Longtemps, dans les débuts du 1, nous fûmes voisins de bureau avec Michel Rocard. On était avertis de sa présence par l’odeur de tabac qui s’échappait du couloir. Il ne nous refusait jamais une discussion, un entretien, un papier, lui qui passait ses journées à « gratter », comme il nous le disait de sa voix encore puissante et grave, entre deux terribles quintes de toux. Le cérémonial était simple et se répétait pour notre plus grande joie. On cognait à sa porte entrouverte. Il faisait signe d’entrer. Et c’est lui qui, l’œil pétillant par-dessus ses demi-lunes, demandait : « Vous avez cinq minutes que je vous raconte ? » 
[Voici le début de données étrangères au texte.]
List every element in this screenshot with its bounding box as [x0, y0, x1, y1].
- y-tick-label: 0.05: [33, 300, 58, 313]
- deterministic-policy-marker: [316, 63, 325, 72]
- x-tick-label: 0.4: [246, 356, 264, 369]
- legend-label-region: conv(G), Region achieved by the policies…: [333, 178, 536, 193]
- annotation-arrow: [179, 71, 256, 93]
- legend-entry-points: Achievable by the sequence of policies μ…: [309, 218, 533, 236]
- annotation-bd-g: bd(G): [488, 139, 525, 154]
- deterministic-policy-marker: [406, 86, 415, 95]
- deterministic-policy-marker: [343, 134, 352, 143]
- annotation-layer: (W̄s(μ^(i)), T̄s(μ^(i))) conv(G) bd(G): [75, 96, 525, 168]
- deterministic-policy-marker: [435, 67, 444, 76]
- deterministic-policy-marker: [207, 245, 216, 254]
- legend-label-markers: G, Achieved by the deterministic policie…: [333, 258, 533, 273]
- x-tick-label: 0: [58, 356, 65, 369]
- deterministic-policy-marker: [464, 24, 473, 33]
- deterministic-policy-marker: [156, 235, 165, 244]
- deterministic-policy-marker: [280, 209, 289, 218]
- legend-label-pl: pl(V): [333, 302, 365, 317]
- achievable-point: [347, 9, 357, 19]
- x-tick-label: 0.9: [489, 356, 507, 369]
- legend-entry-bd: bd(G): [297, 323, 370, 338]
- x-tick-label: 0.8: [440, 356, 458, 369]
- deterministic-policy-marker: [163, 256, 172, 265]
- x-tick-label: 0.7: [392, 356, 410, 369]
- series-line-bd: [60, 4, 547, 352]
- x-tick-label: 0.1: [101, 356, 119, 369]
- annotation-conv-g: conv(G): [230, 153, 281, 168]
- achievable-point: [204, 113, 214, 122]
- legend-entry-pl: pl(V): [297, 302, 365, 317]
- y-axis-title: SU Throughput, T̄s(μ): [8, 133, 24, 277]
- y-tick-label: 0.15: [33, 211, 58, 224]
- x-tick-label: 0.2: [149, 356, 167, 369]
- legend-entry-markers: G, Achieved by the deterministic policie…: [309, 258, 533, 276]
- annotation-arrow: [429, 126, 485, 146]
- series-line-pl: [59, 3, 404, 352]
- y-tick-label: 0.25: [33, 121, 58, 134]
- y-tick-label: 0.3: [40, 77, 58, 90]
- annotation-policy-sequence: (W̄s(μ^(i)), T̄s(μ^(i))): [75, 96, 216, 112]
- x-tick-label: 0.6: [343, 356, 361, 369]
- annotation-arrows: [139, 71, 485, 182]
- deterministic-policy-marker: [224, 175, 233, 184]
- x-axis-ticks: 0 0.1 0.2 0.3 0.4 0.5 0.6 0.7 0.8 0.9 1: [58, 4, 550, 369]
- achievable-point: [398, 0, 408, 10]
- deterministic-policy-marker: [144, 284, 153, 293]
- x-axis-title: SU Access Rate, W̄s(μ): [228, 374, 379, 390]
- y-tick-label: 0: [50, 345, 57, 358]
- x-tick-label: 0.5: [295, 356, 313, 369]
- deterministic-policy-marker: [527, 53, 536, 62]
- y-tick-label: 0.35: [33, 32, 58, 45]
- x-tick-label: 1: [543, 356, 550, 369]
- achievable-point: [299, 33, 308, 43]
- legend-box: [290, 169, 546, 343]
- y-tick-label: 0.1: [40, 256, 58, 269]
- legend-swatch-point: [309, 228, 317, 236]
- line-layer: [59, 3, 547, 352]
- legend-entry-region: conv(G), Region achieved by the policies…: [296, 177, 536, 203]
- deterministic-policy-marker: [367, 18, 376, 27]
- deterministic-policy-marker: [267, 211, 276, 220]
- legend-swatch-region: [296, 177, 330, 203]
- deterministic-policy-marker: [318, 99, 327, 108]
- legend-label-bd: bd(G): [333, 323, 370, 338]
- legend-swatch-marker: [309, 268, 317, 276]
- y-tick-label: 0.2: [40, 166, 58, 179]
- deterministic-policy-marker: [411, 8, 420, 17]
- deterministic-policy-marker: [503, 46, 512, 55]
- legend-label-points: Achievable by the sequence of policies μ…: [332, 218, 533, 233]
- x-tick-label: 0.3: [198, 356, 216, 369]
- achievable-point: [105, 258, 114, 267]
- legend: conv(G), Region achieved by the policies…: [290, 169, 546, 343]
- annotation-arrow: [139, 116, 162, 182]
Il désignait un fauteuil d’un index impérieux, on s’asseyait, et il racontait. C’est qu’il en avait à dire, Michel Rocard. Parfois son regard se perdait dans le lointain, un silence n’avait pas le temps de s’installer, aussitôt brisé par l’allumage d’une gauloise qui l’aidait à se souvenir. Et le récit reprenait. Qu’il évoque avec un grand luxe de détails la naissance de la social-démocratie, l’aventure des pôles – qu’il poursuivait par une évocation de la guerre froide – ou les faiblesses crasses de notre culture économique, celui qu’on appelait Tintin dans notre jeunesse nous enveloppait dans une histoire à tiroirs dont il tirait un fil puis un autre et encore un autre, à la manière d’un magicien à la manche emplie de colombes. Les siennes n’étaient pas blanches comme neige. Elles portaient les marques de ses combats. 

S’il parlait peu de sa relation avec Mitterrand – il refusait d’être réduit à ce duel souvent cruel –, il était intarissable sur l’Histoire avec un grand H. L’Histoire qui avait décidé du destin français. Alors renaissaient sous nos yeux les héros de la Révolution, les bâtisseurs, les commerçants du Moyen Âge, les navigateurs, les visionnaires d’ici et d’ailleurs, les protestants champions du capitalisme social. Il n’avait pas son pareil pour brosser de grandes fresques ornées d’économie, de littérature ou de philosophie, comme pour mieux éviter les commentaires vains de l’actualité politique. Pour autant, il n’était guère éloigné du monde d’aujourd’hui. Modestement, sans hausser le ton, il voyait ses idées gagner la gauche, même si c’était dans la douleur. Comme si la marche ratée de l’Élysée pour l’ancien chantre de l’autogestion avait fait perdre une génération à la social-démocratie à la française. 

Rocard le disait sans détour. Il était pour le marché, seul producteur efficace de richesse. Mais puisque le marché ne savait pas se réguler, il prônait toutes les régulations nécessaires pour en corriger les excès et les impasses dans le sens du bien commun. Ses idées n’étaient pas toujours partagées par les siens, comme celle d’une réduction massive du temps de travail. Mais il était un inlassable défricheur d’idées qu’il aimait puiser loin des cercles de pensée convenus. L’homme qui fut notre ami en même temps qu’un perpétuel inspirateur était un être d’une liberté farouche et tranquille à la fois, un homme de parole qui donnait envie d’agir.